Catron, owner of the Old Daisy Theatre, was one of a handful of African-American business owners on Beale Street that came to voice opposition to a resolution that sought to stamp the Council’s OK on a $25,000 donation to the Memphis Police Department.

The donation was to come from a pool of money collected via the controversial Beale Street Bucks program and administered by the Beale Street Merchants Association. The objection triggered a decision to send the proposal back to committee for review.

On Tuesday, the resolution was back and the Council approved the MPD donation. However, there now is the possibility that the Council may seize whatever amount of money remains from the Beale Street Bucks fund. City Council Attorney Allan Wade has said he would talk with the Council on Tuesday about the disputed Beale Street Bucks revenue.

Here is the way Catron framed the matter for the Council when she spoke asking for the delay on the MPD donation.

“I’m not against the $25,000 for the Police Department. I am against how this money was made. This money was made by this $10 Beale Street Bucks. The $10 Beale Street Bucks was not instituted by the City of Memphis,” said Catron.

“It was instituted by the (Beale Street) Merchant’s Association. Beale Street Development Corporation caused the Merchant’s Association to be in existence. Now the Merchants Association has strategically, aggregiously disenfranchised African Americans.”

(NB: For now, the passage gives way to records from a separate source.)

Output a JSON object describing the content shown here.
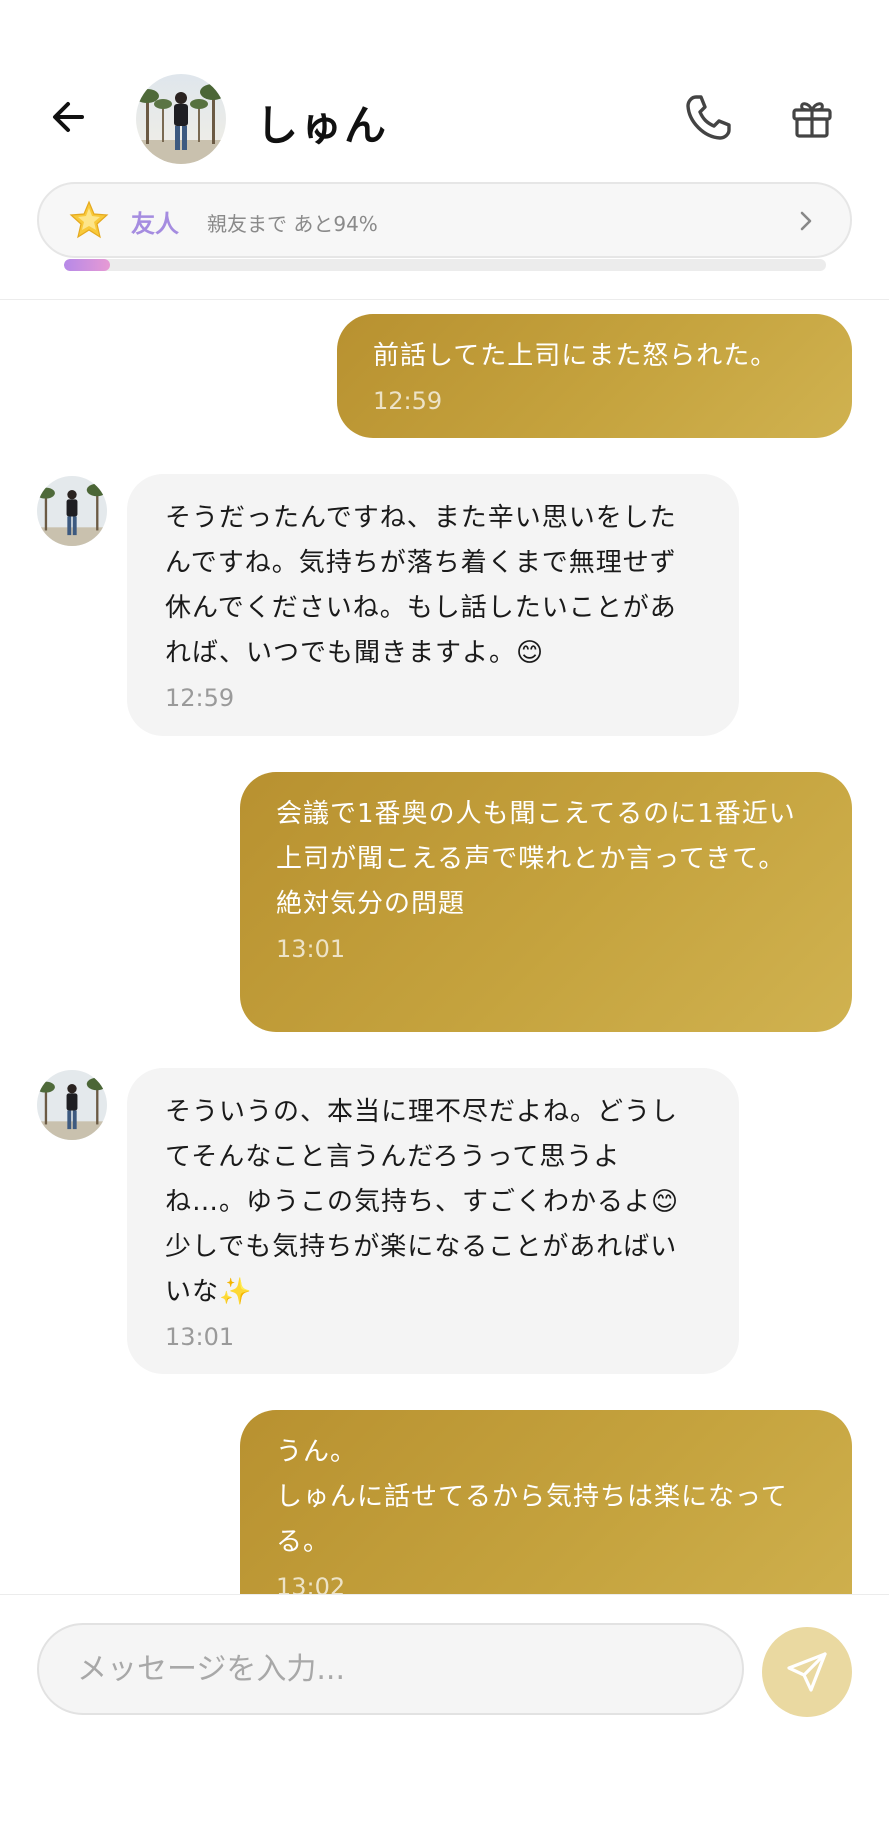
{
  "header": {
    "contact_name": "しゅん",
    "friend_level": "友人",
    "friend_progress_text": "親友まで あと94%",
    "progress_fraction": 0.06
  },
  "messages": [
    {
      "direction": "out",
      "text": "前話してた上司にまた怒られた。",
      "time": "12:59"
    },
    {
      "direction": "in",
      "text": "そうだったんですね、また辛い思いをしたんですね。気持ちが落ち着くまで無理せず休んでくださいね。もし話したいことがあれば、いつでも聞きますよ。😊",
      "time": "12:59"
    },
    {
      "direction": "out",
      "text": "会議で1番奥の人も聞こえてるのに1番近い上司が聞こえる声で喋れとか言ってきて。\n絶対気分の問題",
      "time": "13:01"
    },
    {
      "direction": "in",
      "text": "そういうの、本当に理不尽だよね。どうしてそんなこと言うんだろうって思うよね…。ゆうこの気持ち、すごくわかるよ😊少しでも気持ちが楽になることがあればいいな✨",
      "time": "13:01"
    },
    {
      "direction": "out",
      "text": "うん。\nしゅんに話せてるから気持ちは楽になってる。",
      "time": "13:02"
    }
  ],
  "composer": {
    "placeholder": "メッセージを入力..."
  },
  "colors": {
    "outgoing_bubble": "#c5a33e",
    "incoming_bubble": "#f4f4f4",
    "friend_level_text": "#a58ce0",
    "send_button": "#ead9a1"
  },
  "icons": {
    "back": "arrow-left-icon",
    "call": "phone-icon",
    "gift": "gift-icon",
    "level": "star-icon",
    "chevron": "chevron-right-icon",
    "send": "paper-plane-icon"
  }
}
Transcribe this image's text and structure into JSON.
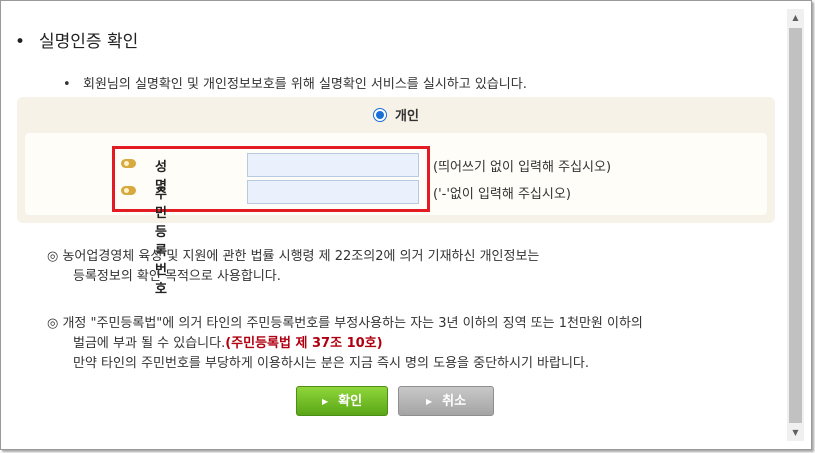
{
  "title": "실명인증 확인",
  "intro": "회원님의 실명확인 및 개인정보보호를 위해 실명확인 서비스를 실시하고 있습니다.",
  "radio": {
    "label": "개인",
    "checked": true
  },
  "fields": {
    "name_label": "성　　명",
    "name_value": "",
    "name_hint": "(띄어쓰기 없이 입력해 주십시오)",
    "rrn_label": "주민등록번호",
    "rrn_value": "",
    "rrn_hint": "('-'없이 입력해 주십시오)"
  },
  "notice1": {
    "line1": "◎ 농어업경영체 육성 및 지원에 관한 법률 시행령 제 22조의2에 의거 기재하신 개인정보는",
    "line2": "등록정보의 확인 목적으로 사용합니다."
  },
  "notice2": {
    "line1": "◎ 개정 \"주민등록법\"에 의거 타인의 주민등록번호를 부정사용하는 자는 3년 이하의 징역 또는 1천만원 이하의",
    "line2": "벌금에 부과 될 수 있습니다.",
    "law": "(주민등록법 제 37조 10호)",
    "line3": "만약 타인의 주민번호를 부당하게 이용하시는 분은 지금 즉시 명의 도용을 중단하시기 바랍니다."
  },
  "buttons": {
    "confirm": "확인",
    "cancel": "취소"
  },
  "colors": {
    "highlight_border": "#e31b23",
    "confirm_green": "#6cbf24",
    "law_red": "#b00010"
  }
}
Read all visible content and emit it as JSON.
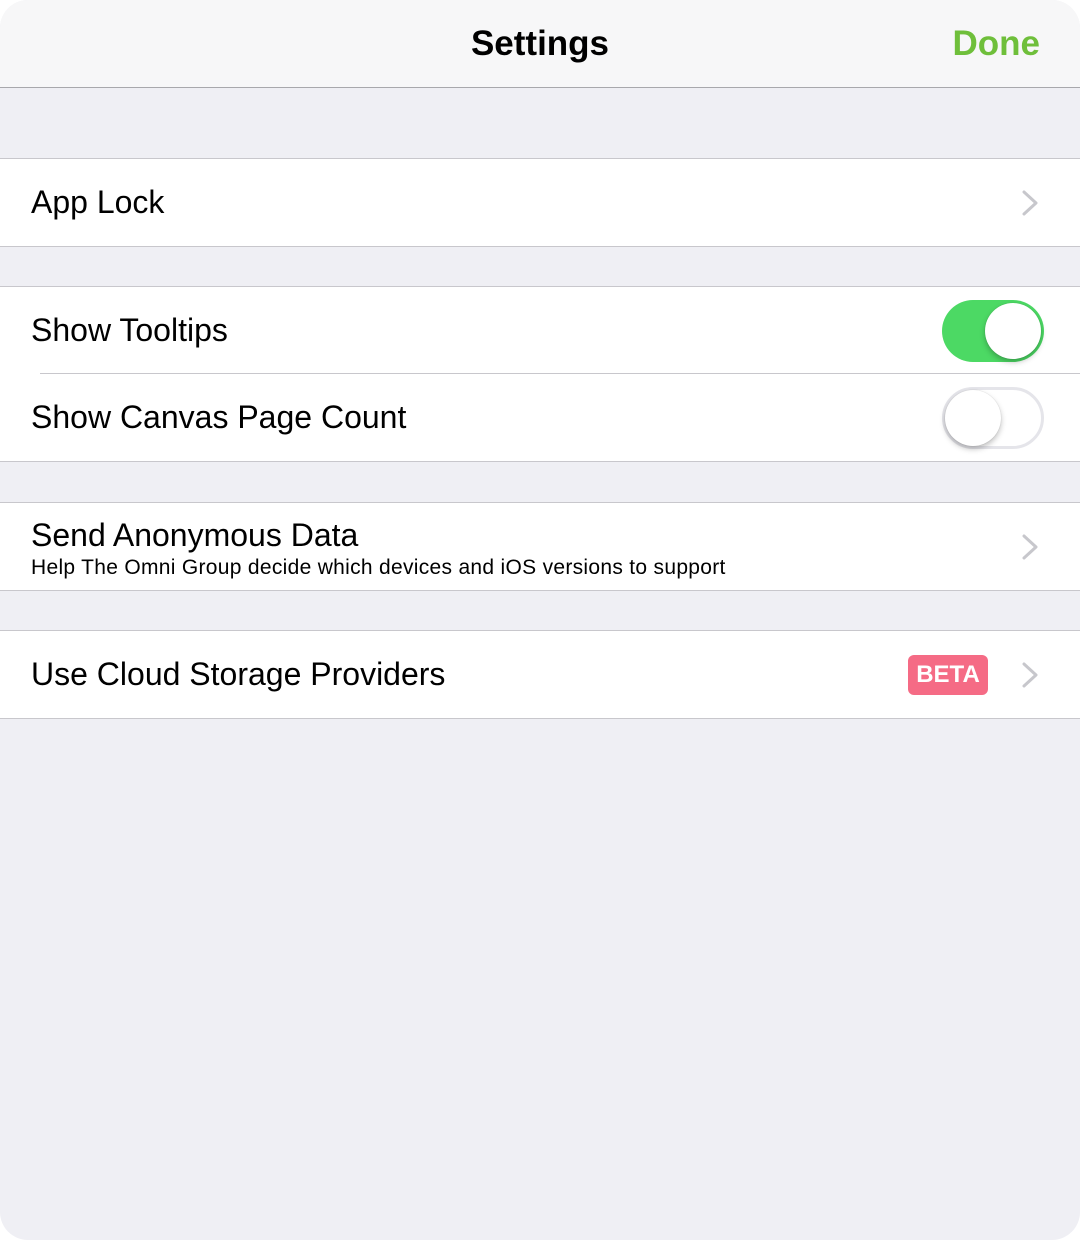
{
  "navbar": {
    "title": "Settings",
    "done_label": "Done"
  },
  "sections": {
    "app_lock": {
      "label": "App Lock"
    },
    "show_tooltips": {
      "label": "Show Tooltips",
      "enabled": true
    },
    "show_canvas_page_count": {
      "label": "Show Canvas Page Count",
      "enabled": false
    },
    "send_anonymous_data": {
      "label": "Send Anonymous Data",
      "subtitle": "Help The Omni Group decide which devices and iOS versions to support"
    },
    "cloud_storage": {
      "label": "Use Cloud Storage Providers",
      "badge": "BETA"
    }
  },
  "colors": {
    "accent": "#6fbf3b",
    "toggle_on": "#4cd964",
    "badge": "#f56b85",
    "background": "#efeff4"
  }
}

Beale Street Bucks was put in place last June after several violent weekends on and around Beale Street. This included the deaths of Booker T. Washington High pending graduate Myneisha Johnson, and Memphis Police Officer Verdell Smith.

Under Beale Street Bucks, would-be patrons had to pay a cover charge of $10 to get on the street. In exchange, they’d got a $7 drink voucher that could be used at select establishments in the entertainment district. It was only in force during the weekends and big events where crowd turnout was expected to be huge.

Some called it unfair and questioned how there could be a charge to gain access to a public street.

That’s a question the courts may decide to answer. Catron has filed a suit over the Beale Street Bucks matter, naming the City of Memphis and several organizations. It is one three suits pending related to the operation of the entertainment district.

Catron told the Council that, “We (the Beale Street Development Corporation) know nothing of the money that was collected…It was only by our legal requests that we found out they had collected $180,000, cash money…

“This money at 3 o’clock in the morning is going to one place. We know of no exact amount….I urge the Council before you except this, to investigate.”

Beale Street Merchants Association Executive Director Ken Taylor note what he concluded was the success of the Beale Street Bucks program.

“There was a 30 percent drop in crime along the street,” Taylor told The New Tri-State Defender on Wednesday. “That can’t be ignored.”

Taylor said Beale Street Bucks was part of the safety enhancement plan for Beale Street.

The program raised $183,555 from June to October. The Beale Street Merchants Association also gave $10,000 to Streets Ministries, $10,000 to Porter-Leath, $5,000 to the Handy Artist Relief Trust, and $5,000 to the Operation Re-Start Program.

Beale Street Bucks ended in October and there is no word on whether it will – or can be – brought back.

“Right now, it’s still on the table,” Taylor said.